When crafting goals in our group, we keep an emphasis on personal growth interests, defining personal growth goals before other categories. But what does a personal growth goal look like? How do we come up with personal growth goals if they’re the first category we discuss? While the nature of personal growth goals denotes that they will be different for everyone, a skillset gap analysis exercise can provide inspiration or guidance for defining these goals.

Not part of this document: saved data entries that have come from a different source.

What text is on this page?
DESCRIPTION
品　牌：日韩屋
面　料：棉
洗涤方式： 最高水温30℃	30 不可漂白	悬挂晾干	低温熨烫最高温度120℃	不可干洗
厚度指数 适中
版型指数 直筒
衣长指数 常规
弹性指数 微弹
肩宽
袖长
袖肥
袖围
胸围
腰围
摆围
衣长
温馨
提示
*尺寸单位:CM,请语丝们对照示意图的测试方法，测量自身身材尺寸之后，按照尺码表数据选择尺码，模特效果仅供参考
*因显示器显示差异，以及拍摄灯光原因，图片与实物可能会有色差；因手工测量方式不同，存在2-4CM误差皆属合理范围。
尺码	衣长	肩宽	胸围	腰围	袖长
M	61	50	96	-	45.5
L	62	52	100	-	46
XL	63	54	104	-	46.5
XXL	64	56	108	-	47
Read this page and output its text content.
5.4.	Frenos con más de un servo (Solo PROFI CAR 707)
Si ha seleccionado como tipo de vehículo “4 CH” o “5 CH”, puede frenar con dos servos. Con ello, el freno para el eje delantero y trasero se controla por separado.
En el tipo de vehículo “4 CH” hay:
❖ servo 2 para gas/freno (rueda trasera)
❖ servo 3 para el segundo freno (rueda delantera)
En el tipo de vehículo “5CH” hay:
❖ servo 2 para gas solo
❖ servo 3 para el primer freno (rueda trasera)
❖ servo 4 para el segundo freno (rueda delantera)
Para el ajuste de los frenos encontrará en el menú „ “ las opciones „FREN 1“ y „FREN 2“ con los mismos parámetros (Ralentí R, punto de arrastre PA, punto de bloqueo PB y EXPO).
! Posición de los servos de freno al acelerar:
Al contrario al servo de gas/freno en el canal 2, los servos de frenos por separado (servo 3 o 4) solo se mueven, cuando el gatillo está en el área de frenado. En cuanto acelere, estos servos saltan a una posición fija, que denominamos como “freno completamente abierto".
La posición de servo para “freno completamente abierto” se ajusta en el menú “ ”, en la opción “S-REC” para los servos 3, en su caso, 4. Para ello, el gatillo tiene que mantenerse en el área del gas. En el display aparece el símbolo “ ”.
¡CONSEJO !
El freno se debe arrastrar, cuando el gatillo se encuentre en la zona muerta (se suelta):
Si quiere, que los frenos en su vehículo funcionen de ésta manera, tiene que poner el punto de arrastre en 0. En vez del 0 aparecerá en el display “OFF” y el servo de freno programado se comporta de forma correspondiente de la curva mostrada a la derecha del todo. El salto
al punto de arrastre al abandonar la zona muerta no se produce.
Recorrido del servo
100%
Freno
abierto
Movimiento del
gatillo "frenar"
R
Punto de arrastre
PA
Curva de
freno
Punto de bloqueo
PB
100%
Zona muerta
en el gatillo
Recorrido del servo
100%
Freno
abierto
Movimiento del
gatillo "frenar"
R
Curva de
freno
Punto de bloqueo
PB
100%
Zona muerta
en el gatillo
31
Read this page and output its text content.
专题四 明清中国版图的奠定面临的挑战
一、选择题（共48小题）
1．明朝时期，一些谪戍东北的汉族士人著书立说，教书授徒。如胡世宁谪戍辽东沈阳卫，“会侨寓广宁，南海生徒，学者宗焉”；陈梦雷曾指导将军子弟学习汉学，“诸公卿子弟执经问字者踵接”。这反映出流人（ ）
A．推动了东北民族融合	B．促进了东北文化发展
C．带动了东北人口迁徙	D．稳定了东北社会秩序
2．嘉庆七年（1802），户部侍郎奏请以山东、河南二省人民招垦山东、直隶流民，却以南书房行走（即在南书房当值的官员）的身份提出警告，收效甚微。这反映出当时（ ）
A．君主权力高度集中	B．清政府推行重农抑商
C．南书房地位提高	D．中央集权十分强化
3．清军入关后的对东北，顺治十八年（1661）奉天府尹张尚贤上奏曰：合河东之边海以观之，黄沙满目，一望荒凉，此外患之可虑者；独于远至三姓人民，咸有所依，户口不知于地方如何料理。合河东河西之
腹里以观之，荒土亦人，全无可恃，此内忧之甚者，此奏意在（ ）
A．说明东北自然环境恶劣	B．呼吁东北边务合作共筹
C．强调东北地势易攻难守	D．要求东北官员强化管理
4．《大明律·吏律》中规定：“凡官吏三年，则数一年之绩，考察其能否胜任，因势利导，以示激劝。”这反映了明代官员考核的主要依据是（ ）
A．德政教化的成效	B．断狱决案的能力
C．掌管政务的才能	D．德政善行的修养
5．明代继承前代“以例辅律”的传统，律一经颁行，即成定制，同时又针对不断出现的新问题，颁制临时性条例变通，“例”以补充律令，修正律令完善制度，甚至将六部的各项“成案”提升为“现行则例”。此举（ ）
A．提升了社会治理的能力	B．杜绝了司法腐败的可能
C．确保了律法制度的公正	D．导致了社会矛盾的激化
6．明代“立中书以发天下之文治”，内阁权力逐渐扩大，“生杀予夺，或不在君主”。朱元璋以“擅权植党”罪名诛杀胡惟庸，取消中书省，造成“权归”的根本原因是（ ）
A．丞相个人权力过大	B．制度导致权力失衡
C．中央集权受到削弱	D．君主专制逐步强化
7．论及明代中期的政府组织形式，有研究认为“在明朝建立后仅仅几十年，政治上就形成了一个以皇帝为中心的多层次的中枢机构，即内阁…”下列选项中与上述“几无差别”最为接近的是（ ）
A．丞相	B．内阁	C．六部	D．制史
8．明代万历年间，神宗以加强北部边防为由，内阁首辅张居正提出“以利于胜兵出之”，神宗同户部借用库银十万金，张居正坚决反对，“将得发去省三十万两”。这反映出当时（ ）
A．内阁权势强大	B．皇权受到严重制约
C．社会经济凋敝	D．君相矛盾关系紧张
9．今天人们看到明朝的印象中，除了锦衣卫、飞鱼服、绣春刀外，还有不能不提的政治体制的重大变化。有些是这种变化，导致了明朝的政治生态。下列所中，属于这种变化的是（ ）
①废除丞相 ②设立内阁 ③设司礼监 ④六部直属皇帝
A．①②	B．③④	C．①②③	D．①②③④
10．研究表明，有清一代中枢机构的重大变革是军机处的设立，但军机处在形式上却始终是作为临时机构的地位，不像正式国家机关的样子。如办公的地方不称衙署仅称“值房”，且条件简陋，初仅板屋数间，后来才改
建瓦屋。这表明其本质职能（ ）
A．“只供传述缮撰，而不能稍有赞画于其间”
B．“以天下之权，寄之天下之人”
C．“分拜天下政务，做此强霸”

A skillset gap analysis exercise can be performed on your own, with a mentor, or with your manager. Working through this exercise with your manager is a terrific way for your manager to gain deeper insight into your career objectives and what is inspiring your personal growth goals. Your manager might also be able to help you identify some skillsets that need development in order to accomplish your goals. But there is no mandate that this exercise must be completed with your manager.
Exercise Objective
A skillset gap analysis can help you identify the skillsets you want to develop, grow, maintain, and even neglect. This awareness can guide you to create personal growth goals that ensure alignment with your career goals. The output of the exercise is a list of skillsets, ordered by how much investment each of the skillsets needs to help you meet your career goals.
Current Skillsets
When conducting a skillset gap analysis, you start by assessing your current skillsets. Everyone thinks about skillsets differently; some people are very concrete (React, Redux, Docker, interviewing, documentation), while others think about their skillsets more abstractly (application development, dev-ops, culture, knowledge sharing)–it’s important for your list of skillsets to match how you think about your career, so do not worry about the structure. Don’t even worry about consistency in how the skillsets are defined, just conduct a brain dump and feel free to merge, categorize, or otherwise refactor your list as you go along.
Your list of skillsets will need to be ordered by current strength; there are a couple common techniques for arriving at that output.
- Draw a pie chart of your skillsets, where the size of each slice is defined by its relative strength.
- Write the skillsets down in an ordered list, ordering them for relative strength.
With either technique, you are ranking the skillsets relative to one another. During the current skillset assessment, you are not ranking them based on how much room for growth there is; that will come later.
Desired Skillsets
The second phase of a skillset gap analysis is to define your desired skillsets; you can use either the pie chart or ordered list technique here too. Your desired skillsets can be as forward-looking as you’re comfortable thinking about. It could be one quarter, one year, 5 years, or by the end of your career. You probably have ideas for where you hope to steer your career, what types of roles you want to move into, what accomplishments you are striving for; to define your desires skillsets, you must identify what skillsets will be necessary to reach those goals. If you are unsure what skillsets will be needed to achieve a goal, your manager (or another mentor) can definitely help!
Much like the current skillsets, your desired skillsets must ultimately be ordered by relative strength–but this time, it’s the relative strength necessary to meet your objectives. Think about the future role you are aiming for and what skillsets would be needed to be successful in that new role, and order those skillsets by importance for that role. Your desired skillset list will often include skillsets that don’t yet exist in your current skillsets; and occasionally some of your current skillsets will be absent from your desired skillsets–acknowledge and embrace this, as both of those scenarios highlight notable growth opportunities.
Skillset Investments
With your current and desired skillsets defined, you can now extract an ordered list of skillsets that need investment. Consider the following current/desired skillset lists:
Current Skillsets | Desired Skillsets |
---|---|
Skillset A | Skillset B |
Skillset B | Skillset A |
Skillset C | Skillset D |
Skillset D | Skillset E |
Skillset F |
This example is using the ordered list technique for enumerating the skillsets by relative strength. We can now look at each skillset and determine what kind of investment each skillset deserves, and prioritize that list of investments.
- Skillset B: Grow (Up 1)
- Skillset D: Grow (Up 1)
- Skillset A: Maintain (Down 1)
- Skillset E: Develop (new skillset)
- Skillset F: Develop (new skillset)
- Skillset C: Neglect (absent from desired skillsets)
By annotating skillsets with Develop, Grow, Maintain, and Neglect investments, we can now be very deliberate about the prioritization of those skillsets when defining personal growth goals. You might identify skillsets that need significant growth or heavy development, or even skillsets that need little maintenance or intentional neglect. Often times, the most powerful moments of a skillset gap analysis are when you identify a skillset that can be intentionally neglected–it’s incredibly liberating when you and your manager can agree on something you can not worry about! A runner-up for that is identifying a brand new skillset that needs to be developed. Skillsets needing growth or maintenance often represent the majority of the skillsets in your list though.
Applying the Gap Analysis
Once you feel comfortable with the list of skillset investments you need to make, your skillset gap analysis is complete–for now. You should revisit this analysis on a regular basis. SAP Talk sessions are a great forum for checking in on progress and goal setting sessions are a great time to refresh your skillset investments. With a completed list of skillset investments, you should be able to work with your manager to define actionable personal growth goals.